An example of the operation flow of the DSA technology is shown in Fig. 4. These functional modules are designed to rapidly process RTP packets. In addition, because this technology handles each RTP packet, if packets are encrypted as SRTP (Secure RTP), the distribution function and the filter function in Fig. 4 do not need to have encrypted keys. These functional modules are constructed to enable pluggability, and they connect to each other like a pipeline. This enables us to add new functions and to scale out with ease.
There are some advantages in processing packet-by-packet if we can use the semantics of the data format loaded on the RTP packet payload, for example, protocol conversion of JPEG over RTP from RTSP to HTTP or ROS (Robot Operating System), and clipping a specific area from an image.
6. Field trial
To provide our modules dynamically, we have adopted Docker  as the environment in which the processes run and Kubernetes  as the orchestrator of containers in the current prototype system. In the field trial that began in December 2017 [4, 5], we clustered the physical machines at some central offices (COs) by using Kubernetes and deployed containers dynamically. An overview of the trial is depicted in Fig. 5. We confirmed through the trial using 4K quality surveillance cameras that sufficient availability of our proposed approach was achieved by deploying functional modules based on containers, and that utilizing COs (or edge-computing platforms) was effective in terms of low latency and distributed processing.

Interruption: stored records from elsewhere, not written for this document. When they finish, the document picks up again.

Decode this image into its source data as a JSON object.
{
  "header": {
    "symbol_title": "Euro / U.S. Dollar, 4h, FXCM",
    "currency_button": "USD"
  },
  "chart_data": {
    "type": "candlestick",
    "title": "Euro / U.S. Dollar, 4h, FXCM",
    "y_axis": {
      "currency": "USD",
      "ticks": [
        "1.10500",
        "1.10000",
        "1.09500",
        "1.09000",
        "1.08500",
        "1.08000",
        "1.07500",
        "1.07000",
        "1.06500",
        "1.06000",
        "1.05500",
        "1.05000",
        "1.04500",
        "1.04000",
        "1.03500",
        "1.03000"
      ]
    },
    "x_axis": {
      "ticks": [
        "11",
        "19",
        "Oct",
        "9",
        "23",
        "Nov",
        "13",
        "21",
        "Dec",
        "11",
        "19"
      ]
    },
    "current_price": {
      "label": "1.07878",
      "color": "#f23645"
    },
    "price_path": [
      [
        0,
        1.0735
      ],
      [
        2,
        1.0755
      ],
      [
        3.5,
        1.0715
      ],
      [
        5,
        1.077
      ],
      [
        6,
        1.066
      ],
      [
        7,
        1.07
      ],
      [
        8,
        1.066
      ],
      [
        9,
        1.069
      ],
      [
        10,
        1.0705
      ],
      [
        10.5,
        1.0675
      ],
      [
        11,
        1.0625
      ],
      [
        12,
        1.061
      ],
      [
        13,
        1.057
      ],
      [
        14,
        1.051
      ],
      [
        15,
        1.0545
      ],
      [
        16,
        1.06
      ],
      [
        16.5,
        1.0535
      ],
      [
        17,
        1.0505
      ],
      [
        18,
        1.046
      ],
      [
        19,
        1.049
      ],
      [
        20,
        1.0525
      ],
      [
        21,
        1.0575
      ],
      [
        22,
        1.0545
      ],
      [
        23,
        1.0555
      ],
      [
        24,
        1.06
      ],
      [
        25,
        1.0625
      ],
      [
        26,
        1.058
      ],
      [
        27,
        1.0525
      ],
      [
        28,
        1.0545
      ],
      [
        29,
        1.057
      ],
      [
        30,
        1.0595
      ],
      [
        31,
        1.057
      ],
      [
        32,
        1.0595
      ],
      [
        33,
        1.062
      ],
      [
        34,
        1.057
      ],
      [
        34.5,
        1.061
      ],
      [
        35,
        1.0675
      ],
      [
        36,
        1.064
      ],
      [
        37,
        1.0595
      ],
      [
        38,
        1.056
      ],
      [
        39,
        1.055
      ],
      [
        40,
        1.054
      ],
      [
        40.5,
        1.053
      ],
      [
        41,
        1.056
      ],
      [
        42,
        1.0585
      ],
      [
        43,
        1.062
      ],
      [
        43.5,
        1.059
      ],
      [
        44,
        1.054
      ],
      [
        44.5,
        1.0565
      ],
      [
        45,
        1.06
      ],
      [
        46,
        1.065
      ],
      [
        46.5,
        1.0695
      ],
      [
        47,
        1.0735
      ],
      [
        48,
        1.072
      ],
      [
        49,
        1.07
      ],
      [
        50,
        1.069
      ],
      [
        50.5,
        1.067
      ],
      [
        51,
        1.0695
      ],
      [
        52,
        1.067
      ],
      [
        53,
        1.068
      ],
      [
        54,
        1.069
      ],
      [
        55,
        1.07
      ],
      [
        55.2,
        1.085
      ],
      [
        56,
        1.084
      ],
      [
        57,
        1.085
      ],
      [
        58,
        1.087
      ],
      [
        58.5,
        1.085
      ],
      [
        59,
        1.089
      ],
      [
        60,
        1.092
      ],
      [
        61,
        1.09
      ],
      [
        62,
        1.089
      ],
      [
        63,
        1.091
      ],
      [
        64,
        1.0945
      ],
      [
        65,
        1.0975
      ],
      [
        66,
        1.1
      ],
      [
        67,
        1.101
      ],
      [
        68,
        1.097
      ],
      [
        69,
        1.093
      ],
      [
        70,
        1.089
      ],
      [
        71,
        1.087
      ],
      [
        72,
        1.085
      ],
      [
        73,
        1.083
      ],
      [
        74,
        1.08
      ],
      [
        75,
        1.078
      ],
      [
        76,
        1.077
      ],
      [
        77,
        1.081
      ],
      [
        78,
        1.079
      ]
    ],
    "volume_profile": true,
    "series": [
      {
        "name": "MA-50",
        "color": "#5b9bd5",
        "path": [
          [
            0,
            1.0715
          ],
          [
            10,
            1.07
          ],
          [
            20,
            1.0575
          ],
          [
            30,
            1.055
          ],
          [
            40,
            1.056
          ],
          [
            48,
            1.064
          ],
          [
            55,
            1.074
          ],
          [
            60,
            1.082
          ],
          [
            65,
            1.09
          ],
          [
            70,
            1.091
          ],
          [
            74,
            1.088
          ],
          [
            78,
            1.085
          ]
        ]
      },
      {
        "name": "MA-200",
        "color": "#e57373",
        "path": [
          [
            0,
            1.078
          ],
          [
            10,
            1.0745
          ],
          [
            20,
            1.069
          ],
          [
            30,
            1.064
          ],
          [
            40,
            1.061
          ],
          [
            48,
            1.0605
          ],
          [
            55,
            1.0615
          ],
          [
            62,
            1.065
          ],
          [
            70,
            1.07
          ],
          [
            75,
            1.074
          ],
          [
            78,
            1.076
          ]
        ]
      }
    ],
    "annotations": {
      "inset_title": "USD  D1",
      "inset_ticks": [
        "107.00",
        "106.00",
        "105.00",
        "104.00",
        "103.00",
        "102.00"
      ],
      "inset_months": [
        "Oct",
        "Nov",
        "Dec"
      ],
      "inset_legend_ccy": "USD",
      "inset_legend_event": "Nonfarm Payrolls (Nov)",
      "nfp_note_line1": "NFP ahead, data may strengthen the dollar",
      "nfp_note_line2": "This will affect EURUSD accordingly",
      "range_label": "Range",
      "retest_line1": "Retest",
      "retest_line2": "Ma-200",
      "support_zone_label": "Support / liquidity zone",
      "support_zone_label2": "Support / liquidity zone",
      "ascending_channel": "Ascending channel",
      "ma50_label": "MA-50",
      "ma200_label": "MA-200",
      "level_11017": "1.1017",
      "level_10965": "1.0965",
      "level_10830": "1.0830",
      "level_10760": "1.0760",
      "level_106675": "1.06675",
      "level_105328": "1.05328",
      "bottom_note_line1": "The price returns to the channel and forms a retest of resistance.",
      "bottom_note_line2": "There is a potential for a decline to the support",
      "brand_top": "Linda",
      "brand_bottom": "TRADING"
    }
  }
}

When the target video data stream is registered by the user of the camera on our system, containers are deployed based on declarations about physical machines and regions, and a process that manages media information regarding the data stream takes place. Then, in correspondence to requests from devices such as a viewing terminal, a function process in a related container boots up and duplicates the data stream. The duplicated data streams are transmitted to other functions, and the communication protocol, communication timing, and communication volume are changed. The cooperative operation of these functions is achieved with the Advanced Message Queuing Protocol (AMQP)*1.
A series of actions, registration of the video data stream, container deployment, and the booting process in response to requests are shown in Fig. 6. The location of functions is provisioned by a stream management function.
We demonstrated the prototype system and discussed new use cases for this technology in a project of ATII (APAC Telecom Innovation Initiative)*2 . We also confirmed that it was possible to achieve smart buildings by integrating the technology with existing systems.
7. Future prospects
IoT data streams do not only contain video. A stream of raw data used for actuation and sensing can be used to control robots and drones. At the NTT R&D Forum held in February 2018, the concept of maintaining low latency by utilizing multiple routes for raw data obtained from actuation and sensing of haptic devices enabling touching of objects in virtual space was exhibited. In the future, when high-performance devices become more widely available, it is expected that services accompanying new IoT data streams will emerge.
In our R&D, we aim to realize new IoT services in collaboration with service providers by creating new technologies, improving existing technologies and infrastructures, and integrating them.
All brand names, product names, and company names that appear in this article are trademarks or registered trademarks of their respective owners.